What is a corporate university?
Very simply put it is a formal entity associated with an organization that is chartered with providing employees with the skills and understanding they need to help the organization achieve its business objectives, both short and long term. It is more broadly and strategically focused than a traditional training and development function, with a direct connection to achieving the organization's goals. An analogy may be made to bookkeeping as opposed to the function of the chief financial officer. One is short-term, tactical and narrowly focused; the other broader and more strategic.
What is the driver of the 21st century corporate university?
Corporate education is taking on new dimensions as we move into the 21st century. Over the 20th century, organizational education has moved through technical skills training and vocational training to a greater focus on managerial and leadership education. The focus of much corporate education has been to increase the number of managers, and improve their skills, for a manufacturing-driven business world.

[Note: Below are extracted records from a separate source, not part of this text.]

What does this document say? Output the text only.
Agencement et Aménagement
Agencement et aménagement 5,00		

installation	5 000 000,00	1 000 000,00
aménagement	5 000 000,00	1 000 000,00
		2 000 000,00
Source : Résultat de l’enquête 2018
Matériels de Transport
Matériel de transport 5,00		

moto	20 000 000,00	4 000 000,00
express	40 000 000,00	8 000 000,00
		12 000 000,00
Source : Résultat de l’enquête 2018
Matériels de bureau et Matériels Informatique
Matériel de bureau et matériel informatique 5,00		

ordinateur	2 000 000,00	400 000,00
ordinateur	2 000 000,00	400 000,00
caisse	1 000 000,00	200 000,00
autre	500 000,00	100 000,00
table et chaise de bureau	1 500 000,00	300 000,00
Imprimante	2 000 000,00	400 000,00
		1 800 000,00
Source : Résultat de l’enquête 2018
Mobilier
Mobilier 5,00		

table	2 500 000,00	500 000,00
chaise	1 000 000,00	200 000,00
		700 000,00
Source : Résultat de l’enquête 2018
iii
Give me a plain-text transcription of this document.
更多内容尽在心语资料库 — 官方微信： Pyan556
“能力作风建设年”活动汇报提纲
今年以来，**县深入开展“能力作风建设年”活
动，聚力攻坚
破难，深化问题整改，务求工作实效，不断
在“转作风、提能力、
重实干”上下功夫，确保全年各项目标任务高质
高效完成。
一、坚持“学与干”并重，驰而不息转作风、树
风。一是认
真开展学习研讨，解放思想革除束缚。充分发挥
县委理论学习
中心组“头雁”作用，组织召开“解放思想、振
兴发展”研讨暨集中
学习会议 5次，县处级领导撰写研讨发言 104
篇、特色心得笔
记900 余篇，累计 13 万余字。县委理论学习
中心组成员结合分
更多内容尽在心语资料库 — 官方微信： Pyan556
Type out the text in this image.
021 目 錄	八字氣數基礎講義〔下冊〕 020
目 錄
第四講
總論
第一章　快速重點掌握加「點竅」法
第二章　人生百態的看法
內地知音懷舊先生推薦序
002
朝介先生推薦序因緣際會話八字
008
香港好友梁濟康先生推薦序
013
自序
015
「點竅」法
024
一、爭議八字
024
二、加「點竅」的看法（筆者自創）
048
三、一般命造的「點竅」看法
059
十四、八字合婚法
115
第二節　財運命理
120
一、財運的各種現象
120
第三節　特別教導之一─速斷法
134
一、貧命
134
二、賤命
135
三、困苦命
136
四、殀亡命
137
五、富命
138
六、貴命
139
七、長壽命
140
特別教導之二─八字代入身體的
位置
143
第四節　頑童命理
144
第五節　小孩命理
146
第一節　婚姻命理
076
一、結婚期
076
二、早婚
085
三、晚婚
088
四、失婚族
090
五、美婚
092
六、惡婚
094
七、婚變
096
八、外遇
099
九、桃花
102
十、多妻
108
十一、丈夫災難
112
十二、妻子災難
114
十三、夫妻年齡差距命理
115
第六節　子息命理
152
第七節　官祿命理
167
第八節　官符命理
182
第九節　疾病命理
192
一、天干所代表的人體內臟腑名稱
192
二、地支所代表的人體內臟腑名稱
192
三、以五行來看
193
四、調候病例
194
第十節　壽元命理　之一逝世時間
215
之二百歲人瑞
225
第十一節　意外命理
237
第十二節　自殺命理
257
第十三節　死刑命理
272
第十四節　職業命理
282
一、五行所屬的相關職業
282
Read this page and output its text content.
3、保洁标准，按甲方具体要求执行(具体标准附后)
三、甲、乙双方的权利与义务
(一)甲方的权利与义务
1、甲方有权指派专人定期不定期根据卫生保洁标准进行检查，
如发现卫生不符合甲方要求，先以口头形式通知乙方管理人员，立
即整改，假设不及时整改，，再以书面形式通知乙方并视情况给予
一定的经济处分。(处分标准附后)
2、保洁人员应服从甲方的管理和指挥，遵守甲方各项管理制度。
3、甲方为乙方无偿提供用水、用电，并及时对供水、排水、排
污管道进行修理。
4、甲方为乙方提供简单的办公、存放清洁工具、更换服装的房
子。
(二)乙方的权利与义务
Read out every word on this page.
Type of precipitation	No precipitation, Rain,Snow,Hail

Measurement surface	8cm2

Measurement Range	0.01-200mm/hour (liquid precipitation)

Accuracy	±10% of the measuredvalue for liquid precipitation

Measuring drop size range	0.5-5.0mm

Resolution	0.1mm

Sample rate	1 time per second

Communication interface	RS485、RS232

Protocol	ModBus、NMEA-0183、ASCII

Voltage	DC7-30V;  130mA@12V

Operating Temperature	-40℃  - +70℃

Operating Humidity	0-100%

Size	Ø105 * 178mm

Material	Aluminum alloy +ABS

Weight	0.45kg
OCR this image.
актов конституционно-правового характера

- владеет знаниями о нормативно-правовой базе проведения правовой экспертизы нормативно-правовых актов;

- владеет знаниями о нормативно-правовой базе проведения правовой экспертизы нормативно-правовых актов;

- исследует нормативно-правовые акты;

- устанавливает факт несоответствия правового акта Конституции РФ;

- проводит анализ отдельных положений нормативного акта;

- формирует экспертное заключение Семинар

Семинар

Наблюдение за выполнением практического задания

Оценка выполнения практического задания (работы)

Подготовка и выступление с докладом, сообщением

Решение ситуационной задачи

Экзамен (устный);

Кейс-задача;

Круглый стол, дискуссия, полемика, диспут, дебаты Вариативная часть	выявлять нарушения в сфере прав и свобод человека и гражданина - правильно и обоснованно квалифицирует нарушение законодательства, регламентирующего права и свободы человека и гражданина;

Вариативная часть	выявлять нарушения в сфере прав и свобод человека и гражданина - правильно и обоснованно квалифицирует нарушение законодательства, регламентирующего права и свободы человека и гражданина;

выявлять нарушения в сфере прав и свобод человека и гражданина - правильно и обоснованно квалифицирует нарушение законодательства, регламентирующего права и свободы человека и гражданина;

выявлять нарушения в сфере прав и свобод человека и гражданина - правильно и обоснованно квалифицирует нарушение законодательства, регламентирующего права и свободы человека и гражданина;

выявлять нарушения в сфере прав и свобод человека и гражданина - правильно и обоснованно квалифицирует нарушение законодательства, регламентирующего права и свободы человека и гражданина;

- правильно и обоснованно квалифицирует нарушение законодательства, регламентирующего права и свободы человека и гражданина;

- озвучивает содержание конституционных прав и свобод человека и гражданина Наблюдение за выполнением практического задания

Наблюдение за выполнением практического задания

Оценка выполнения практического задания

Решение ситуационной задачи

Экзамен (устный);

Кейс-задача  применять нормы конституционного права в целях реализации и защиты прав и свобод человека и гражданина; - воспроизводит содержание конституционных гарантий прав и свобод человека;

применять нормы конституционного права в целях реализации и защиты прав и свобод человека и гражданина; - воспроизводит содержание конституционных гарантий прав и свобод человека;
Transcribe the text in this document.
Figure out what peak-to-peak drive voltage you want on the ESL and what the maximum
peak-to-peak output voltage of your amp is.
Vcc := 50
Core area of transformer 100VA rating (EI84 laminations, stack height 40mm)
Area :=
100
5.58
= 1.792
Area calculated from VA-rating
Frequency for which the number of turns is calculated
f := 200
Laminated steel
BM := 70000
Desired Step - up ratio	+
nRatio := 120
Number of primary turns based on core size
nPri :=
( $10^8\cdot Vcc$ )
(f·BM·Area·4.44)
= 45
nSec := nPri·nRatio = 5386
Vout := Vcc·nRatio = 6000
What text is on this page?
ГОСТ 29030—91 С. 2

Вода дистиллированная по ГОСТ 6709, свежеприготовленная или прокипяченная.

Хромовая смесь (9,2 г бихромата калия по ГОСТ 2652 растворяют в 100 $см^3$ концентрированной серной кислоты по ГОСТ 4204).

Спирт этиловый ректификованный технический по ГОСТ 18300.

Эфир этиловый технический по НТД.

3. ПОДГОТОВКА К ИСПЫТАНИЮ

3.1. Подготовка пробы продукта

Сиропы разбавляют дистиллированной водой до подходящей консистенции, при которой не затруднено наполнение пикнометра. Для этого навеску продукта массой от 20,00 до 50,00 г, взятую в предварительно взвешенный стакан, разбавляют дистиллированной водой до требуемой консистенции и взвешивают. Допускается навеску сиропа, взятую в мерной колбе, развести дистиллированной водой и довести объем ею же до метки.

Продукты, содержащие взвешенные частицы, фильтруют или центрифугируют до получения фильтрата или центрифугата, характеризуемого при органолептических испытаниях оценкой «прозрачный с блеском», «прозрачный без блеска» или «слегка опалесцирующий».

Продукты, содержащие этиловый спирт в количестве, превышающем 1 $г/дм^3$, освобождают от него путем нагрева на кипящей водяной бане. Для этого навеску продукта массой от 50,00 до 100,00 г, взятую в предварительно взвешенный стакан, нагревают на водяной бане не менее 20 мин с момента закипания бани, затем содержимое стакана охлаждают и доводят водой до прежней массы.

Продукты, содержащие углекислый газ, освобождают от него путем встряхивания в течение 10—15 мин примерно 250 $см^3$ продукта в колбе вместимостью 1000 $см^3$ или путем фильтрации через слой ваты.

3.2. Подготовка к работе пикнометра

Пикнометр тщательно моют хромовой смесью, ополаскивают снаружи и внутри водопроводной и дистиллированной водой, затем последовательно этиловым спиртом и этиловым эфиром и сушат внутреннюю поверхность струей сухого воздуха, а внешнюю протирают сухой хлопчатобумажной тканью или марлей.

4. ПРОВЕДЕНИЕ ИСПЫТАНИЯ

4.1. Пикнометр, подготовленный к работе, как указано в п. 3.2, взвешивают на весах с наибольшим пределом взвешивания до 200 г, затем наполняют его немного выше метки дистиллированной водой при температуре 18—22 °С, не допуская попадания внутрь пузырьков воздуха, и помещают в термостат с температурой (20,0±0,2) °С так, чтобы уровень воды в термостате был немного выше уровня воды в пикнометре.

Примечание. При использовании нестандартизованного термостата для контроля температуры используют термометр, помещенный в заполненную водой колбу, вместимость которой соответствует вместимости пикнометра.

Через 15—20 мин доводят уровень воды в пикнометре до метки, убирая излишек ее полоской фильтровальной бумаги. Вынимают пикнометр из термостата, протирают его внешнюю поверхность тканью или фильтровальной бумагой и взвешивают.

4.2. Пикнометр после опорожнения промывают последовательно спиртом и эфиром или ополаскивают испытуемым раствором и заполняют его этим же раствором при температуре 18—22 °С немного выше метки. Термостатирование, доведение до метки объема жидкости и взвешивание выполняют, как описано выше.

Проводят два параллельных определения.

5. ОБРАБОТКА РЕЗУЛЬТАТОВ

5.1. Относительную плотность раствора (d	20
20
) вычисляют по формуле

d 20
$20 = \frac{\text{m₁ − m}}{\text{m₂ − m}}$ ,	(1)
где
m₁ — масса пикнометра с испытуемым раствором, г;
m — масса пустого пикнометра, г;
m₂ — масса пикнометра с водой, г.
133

Today's corporate university is emerging from very different motives and needs. Most organizations do not need more managers, per se, but they do need managers and employees who are better equipped to provide products and services that are compelling and profitable to a diverse community of consumers worldwide. This means employees need to understand the global business market, the trends and pressures that are influencing consumers and governments and they need to develop processes that can respond quickly to rapidly changing tastes and demands. There is a heightened need for better communication in a virtual world, and for more effective ways to organize work and improve productivity.
Employee skills are far more transitory than in the past. A large part of the knowledge an engineer acquires in school is largely obsolete within 5 years of graduation. Most employees find that they are continuously "going to school" or learning throughout their career. Markets are changing rapidly; evolutionary change is no longer as common as is revolutionary or discontinuous change. This means organizations are constantly in flux, and dealing with change, coping with new markets and products, understanding changing consumers, and learning to live in a multiethnic, multi-cultural, world are all drivers of a new way of learning.